Two assumptions the estimate depends on:
1. The test environment and payment sandbox are available and stable from day one.
2. The build is delivered defect-light — heavy defect volume on first execution would push the retest and defect-management line well past 3 hours, which is why the upper end of the range exists.

A senior would note the multi-dog-per-household rule is the riskiest area (combinations of dogs, part-payments, removals) and would weight exploratory and negative testing there, and would give the total as a range with the defect-volume assumption called out explicitly.

Self-Check

Click each question to reveal the answer.

Q1: Why should you never silently accept a PM's estimate for your own testing work?

Because the moment you accept it, you own it — including the blame when it proves wrong. A figure with no working behind it is a guess. Ask what it is based on, and put your work breakdown on the table as the evidence for your own number.

Q2: Write out the three-point (PERT) formula and explain why the Most Likely value is weighted.

E = (O + 4M + P) ÷ 6. The Most Likely value is multiplied by four because it is the realistic case and should dominate the estimate, while the optimistic and pessimistic values pull the result slightly toward whichever tail is longer. This anchors the estimate on reality while still accounting for uncertainty.

Q3: What makes a Work Breakdown Structure estimate more defensible than a single gut figure?

It exposes every task and its hours, so the estimate can be challenged at the line-item level rather than as a whole. If someone disagrees, they have to point at a specific task — which turns the argument into evidence about the work rather than opinion about the total.

Q4: When is metrics-based estimation the right choice, and what does it require?

When you have reliable historical data from similar past projects — test cases per story point, time per test case, defect rates.
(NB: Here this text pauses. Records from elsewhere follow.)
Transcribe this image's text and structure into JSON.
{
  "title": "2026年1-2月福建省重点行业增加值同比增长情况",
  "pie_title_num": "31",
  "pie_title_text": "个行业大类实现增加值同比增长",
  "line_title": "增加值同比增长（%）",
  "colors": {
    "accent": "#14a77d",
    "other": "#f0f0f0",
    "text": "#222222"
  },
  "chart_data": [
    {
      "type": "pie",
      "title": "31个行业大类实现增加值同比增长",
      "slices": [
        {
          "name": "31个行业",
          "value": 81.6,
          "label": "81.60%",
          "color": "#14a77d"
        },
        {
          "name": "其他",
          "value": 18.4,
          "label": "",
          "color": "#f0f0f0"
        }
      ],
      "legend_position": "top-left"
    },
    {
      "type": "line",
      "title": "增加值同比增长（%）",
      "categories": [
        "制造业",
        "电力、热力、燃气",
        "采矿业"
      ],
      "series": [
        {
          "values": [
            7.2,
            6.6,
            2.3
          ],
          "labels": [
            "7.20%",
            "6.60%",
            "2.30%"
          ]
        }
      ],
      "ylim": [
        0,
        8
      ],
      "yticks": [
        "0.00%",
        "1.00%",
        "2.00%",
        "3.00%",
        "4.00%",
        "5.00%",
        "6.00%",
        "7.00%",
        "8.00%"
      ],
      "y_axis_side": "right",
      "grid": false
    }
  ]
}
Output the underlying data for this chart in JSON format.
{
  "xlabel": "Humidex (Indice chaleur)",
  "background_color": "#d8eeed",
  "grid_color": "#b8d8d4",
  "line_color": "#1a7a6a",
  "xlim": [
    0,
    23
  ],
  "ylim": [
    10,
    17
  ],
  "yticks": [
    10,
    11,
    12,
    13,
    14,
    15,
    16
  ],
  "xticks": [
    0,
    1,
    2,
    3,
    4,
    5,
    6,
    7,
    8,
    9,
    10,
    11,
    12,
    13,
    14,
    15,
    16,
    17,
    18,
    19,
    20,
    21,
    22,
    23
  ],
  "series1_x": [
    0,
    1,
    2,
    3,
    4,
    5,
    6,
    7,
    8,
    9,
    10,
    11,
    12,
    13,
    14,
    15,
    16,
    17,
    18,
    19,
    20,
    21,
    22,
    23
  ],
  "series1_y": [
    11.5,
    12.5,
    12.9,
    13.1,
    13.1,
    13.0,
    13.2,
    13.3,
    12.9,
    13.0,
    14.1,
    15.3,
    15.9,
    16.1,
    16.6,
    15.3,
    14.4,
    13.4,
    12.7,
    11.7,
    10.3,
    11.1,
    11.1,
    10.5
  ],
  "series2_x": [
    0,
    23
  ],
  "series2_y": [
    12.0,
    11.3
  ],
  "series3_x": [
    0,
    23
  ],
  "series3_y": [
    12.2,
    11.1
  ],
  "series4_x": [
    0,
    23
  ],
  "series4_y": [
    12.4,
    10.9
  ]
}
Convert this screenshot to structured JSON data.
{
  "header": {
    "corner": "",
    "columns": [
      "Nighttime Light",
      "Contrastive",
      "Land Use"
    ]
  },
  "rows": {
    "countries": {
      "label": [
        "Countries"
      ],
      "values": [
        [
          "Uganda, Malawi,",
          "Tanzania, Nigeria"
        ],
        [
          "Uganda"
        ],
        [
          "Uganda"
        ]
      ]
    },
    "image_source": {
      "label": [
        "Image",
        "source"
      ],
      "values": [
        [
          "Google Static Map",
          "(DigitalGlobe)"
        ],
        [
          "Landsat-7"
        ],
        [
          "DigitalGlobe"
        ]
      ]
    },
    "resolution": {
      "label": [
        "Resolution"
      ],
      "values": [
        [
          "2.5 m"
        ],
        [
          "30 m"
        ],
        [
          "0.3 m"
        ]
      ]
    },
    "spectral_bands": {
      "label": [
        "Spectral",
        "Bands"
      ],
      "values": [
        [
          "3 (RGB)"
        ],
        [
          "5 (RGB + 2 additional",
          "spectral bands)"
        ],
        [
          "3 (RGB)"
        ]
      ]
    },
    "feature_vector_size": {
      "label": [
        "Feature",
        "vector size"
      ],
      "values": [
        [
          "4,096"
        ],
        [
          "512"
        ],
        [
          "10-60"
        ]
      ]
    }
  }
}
It is fast and objective, but it is only as good as your records; without trustworthy historical data it becomes guesswork dressed up as a metric.

Q5: Why should every estimate be accompanied by its assumptions?

Because the assumptions are the conditions the number depends on — "assumes a stable environment from day one." Stating them tells everyone immediately when the estimate needs revising (the moment an assumption is violated) and protects you when reality changes the conditions you priced against.

Try It — Three-point PERT estimation

A NZ e-commerce checkout feature needs testing. Three tasks have been broken down. Apply the PERT formula E = (O + 4M + P) ÷ 6 to calculate the weighted estimate for each task, then sum the total.

Task	Optimistic (O)	Most Likely (M)	Pessimistic (P)
Test case design for checkout flow	2	4	8
Execute checkout tests + defect logging	3	5	10
Retest after fixes	1	2	6
Total estimate (sum of E values)

PERT calculations

Task	Formula	E (hrs)
Test case design	(2 + 4×4 + 8) ÷ 6 = (2+16+8) ÷ 6 = 26 ÷ 6	4.33
Execute + log defects	(3 + 4×5 + 10) ÷ 6 = (3+20+10) ÷ 6 = 33 ÷ 6	5.5
Retest after fixes	(1 + 4×2 + 6) ÷ 6 = (1+8+6) ÷ 6 = 15 ÷ 6	2.5
Total estimate		12.33 hours

Answers within ±0.2 of each value are correct — rounding to 1 decimal place is fine in practice. Notice the pessimistic values pull the estimates above the "most likely" — this is intentional. PERT accounts for uncertainty. If everything goes perfectly you finish in 6 hours; if things go wrong you have 12+ hours buffered.